Le gaspillage renforce la misère
Malgré les statistiques et les tendances préoccupantes quant au développement humain, certains mécanismes mettent en cause la rationalité du système actuel.
Alors qu’un tiers de l’humanité souffre d’insécurité alimentaire, un cinquième des aliments (l’équivalent de mille millions de plats de nourriture) finit aux ordures. Constat d’un nouveau rapport de l’Agence des Nations Unies pour l’environnement (PNUMA), publié le 27 mars : chacun gaspille, en moyenne, 79 kilos d’aliments par an, ce qui permettrait d’offrir 1,3 repas quotidien à chaque personne souffrant la faim dans le monde.

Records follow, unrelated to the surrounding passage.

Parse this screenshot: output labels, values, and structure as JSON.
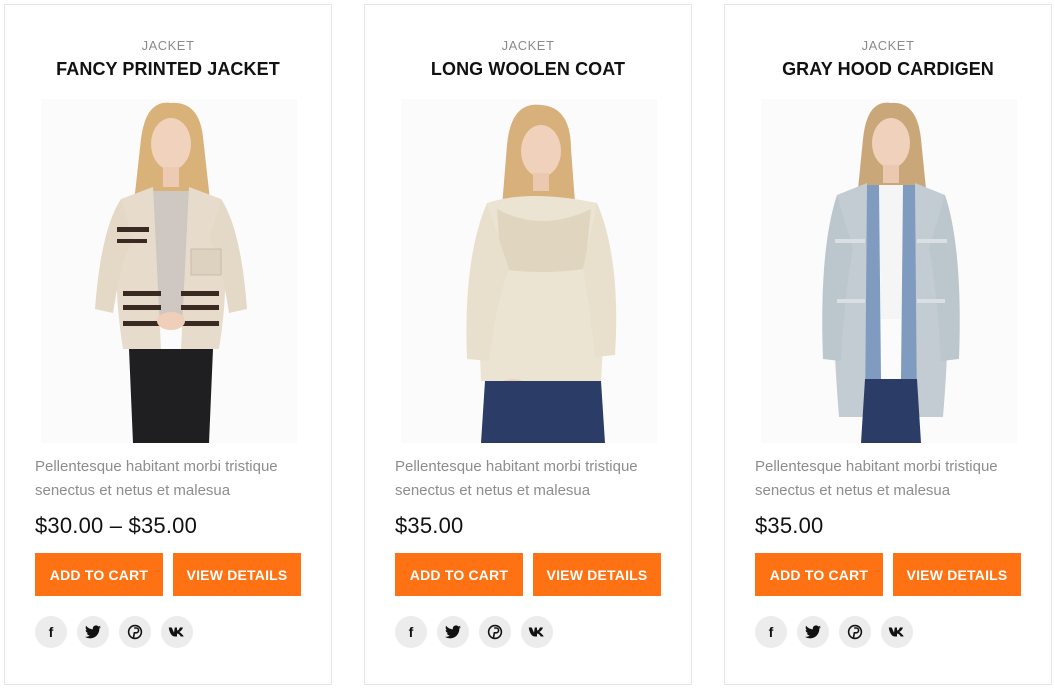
{
  "products": [
    {
      "category": "JACKET",
      "title": "FANCY PRINTED JACKET",
      "description": "Pellentesque habitant morbi tristique senectus et netus et malesua",
      "price": "$30.00 – $35.00",
      "add_to_cart_label": "ADD TO CART",
      "view_details_label": "VIEW DETAILS",
      "image_icon": "model-in-striped-jacket-photo"
    },
    {
      "category": "JACKET",
      "title": "LONG WOOLEN COAT",
      "description": "Pellentesque habitant morbi tristique senectus et netus et malesua",
      "price": "$35.00",
      "add_to_cart_label": "ADD TO CART",
      "view_details_label": "VIEW DETAILS",
      "image_icon": "model-in-cream-sweater-photo"
    },
    {
      "category": "JACKET",
      "title": "GRAY HOOD CARDIGEN",
      "description": "Pellentesque habitant morbi tristique senectus et netus et malesua",
      "price": "$35.00",
      "add_to_cart_label": "ADD TO CART",
      "view_details_label": "VIEW DETAILS",
      "image_icon": "model-in-gray-cardigan-photo"
    }
  ],
  "social_icons": [
    "facebook-icon",
    "twitter-icon",
    "pinterest-icon",
    "vk-icon"
  ],
  "colors": {
    "accent": "#ff7214",
    "title": "#111111",
    "muted": "#8d8d8d",
    "icon_bg": "#ececec"
  }
}
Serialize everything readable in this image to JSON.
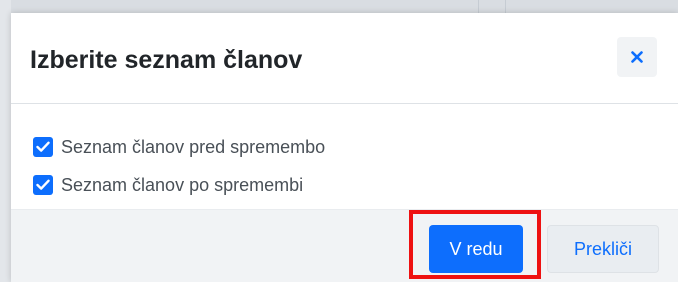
{
  "dialog": {
    "title": "Izberite seznam članov",
    "close_icon": "close-icon"
  },
  "options": [
    {
      "label": "Seznam članov pred spremembo",
      "checked": true
    },
    {
      "label": "Seznam članov po spremembi",
      "checked": true
    }
  ],
  "footer": {
    "ok_label": "V redu",
    "cancel_label": "Prekliči"
  },
  "colors": {
    "primary": "#0d6efd",
    "highlight": "#ee1111",
    "footer_bg": "#f1f3f5"
  }
}
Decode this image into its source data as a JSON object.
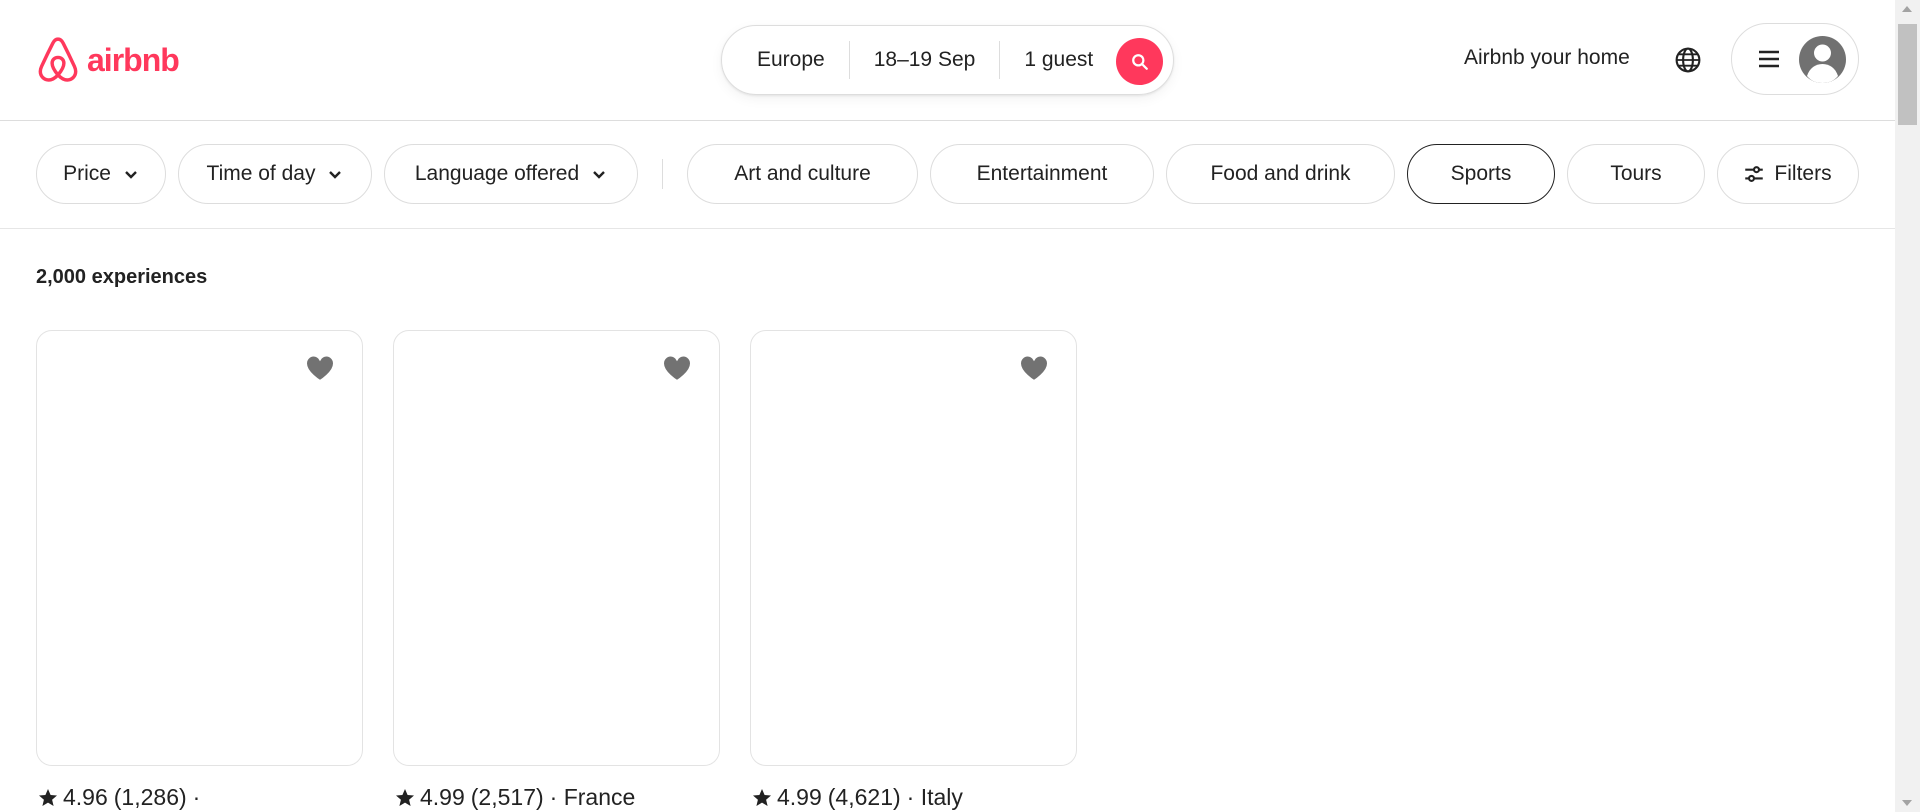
{
  "brand": {
    "name": "airbnb",
    "color": "#ff385c"
  },
  "search": {
    "location": "Europe",
    "dates": "18–19 Sep",
    "guests": "1 guest",
    "button_icon": "search-icon"
  },
  "nav": {
    "host_link": "Airbnb your home",
    "globe_icon": "globe-icon",
    "menu_icon": "hamburger-menu-icon",
    "avatar_icon": "user-avatar-icon"
  },
  "filters": {
    "dropdowns": [
      "Price",
      "Time of day",
      "Language offered"
    ],
    "categories": [
      "Art and culture",
      "Entertainment",
      "Food and drink",
      "Sports",
      "Tours"
    ],
    "selected_category": "Sports",
    "filters_button": "Filters"
  },
  "results": {
    "count_label": "2,000 experiences",
    "cards": [
      {
        "rating": "4.96",
        "reviews": "(1,286)",
        "location": "·"
      },
      {
        "rating": "4.99",
        "reviews": "(2,517)",
        "location": "· France"
      },
      {
        "rating": "4.99",
        "reviews": "(4,621)",
        "location": "· Italy"
      }
    ]
  }
}
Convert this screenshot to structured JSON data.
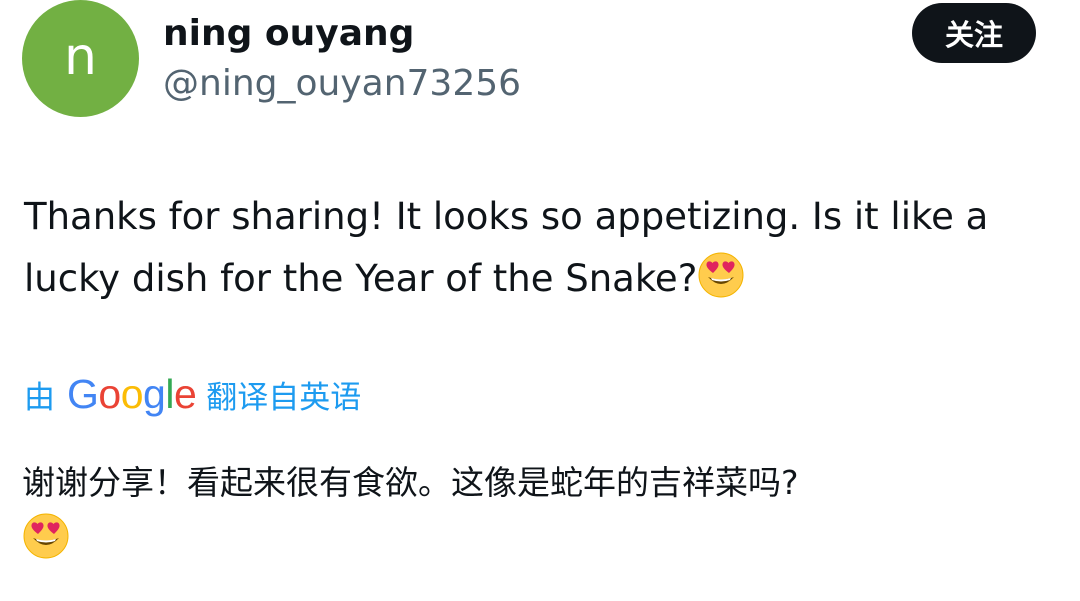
{
  "user": {
    "avatar_letter": "n",
    "display_name": "ning ouyang",
    "handle": "@ning_ouyan73256"
  },
  "follow_button": {
    "label": "关注"
  },
  "tweet": {
    "text": "Thanks for sharing! It looks so appetizing. Is it like a lucky dish for the Year of the Snake?",
    "emoji": "heart-eyes-emoji"
  },
  "translation": {
    "prefix": "由",
    "brand": "Google",
    "suffix": "翻译自英语",
    "text": "谢谢分享！看起来很有食欲。这像是蛇年的吉祥菜吗?",
    "emoji": "heart-eyes-emoji"
  },
  "colors": {
    "avatar_bg": "#72b043",
    "text": "#0f1419",
    "handle": "#536471",
    "link": "#1d9bf0",
    "button_bg": "#0f1419",
    "google_blue": "#4285f4",
    "google_red": "#ea4335",
    "google_yellow": "#fbbc05",
    "google_green": "#34a853"
  }
}
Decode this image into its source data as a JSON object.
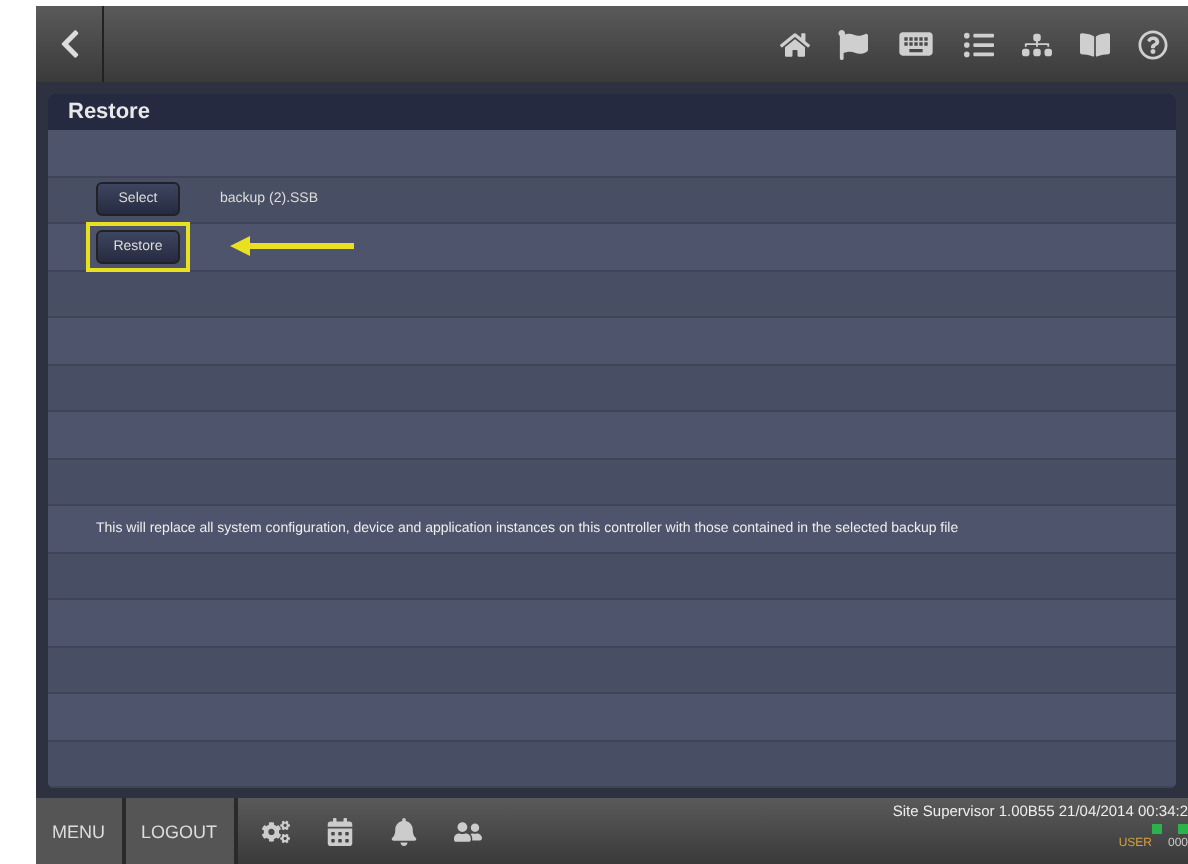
{
  "panel": {
    "title": "Restore"
  },
  "select_button": {
    "label": "Select"
  },
  "file_name": "backup (2).SSB",
  "restore_button": {
    "label": "Restore",
    "highlighted": true
  },
  "message": "This will replace all system configuration, device and application instances on this controller with those contained in the selected backup file",
  "bottom_bar": {
    "buttons": [
      "MENU",
      "LOGOUT"
    ],
    "version": "Site Supervisor 1.00B55 21/04/2014 00:34:2",
    "user_label": "USER",
    "user_value": "000"
  }
}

Cette quantité considérable de nourriture est perdue à diverses étapes de la chaîne alimentaire, de la récolte au point de vente et de consommation. Le problème ne se limite pas aux nations riches. La divergence la plus importante est celle qui différencie populations urbaines et monde rural.
Infra-développement humain, faim croissante, gaspillage monumental : quelque chose va très mal sur la planète, traumatisée par un système hégémonique aussi arrogant que peu visionnaire.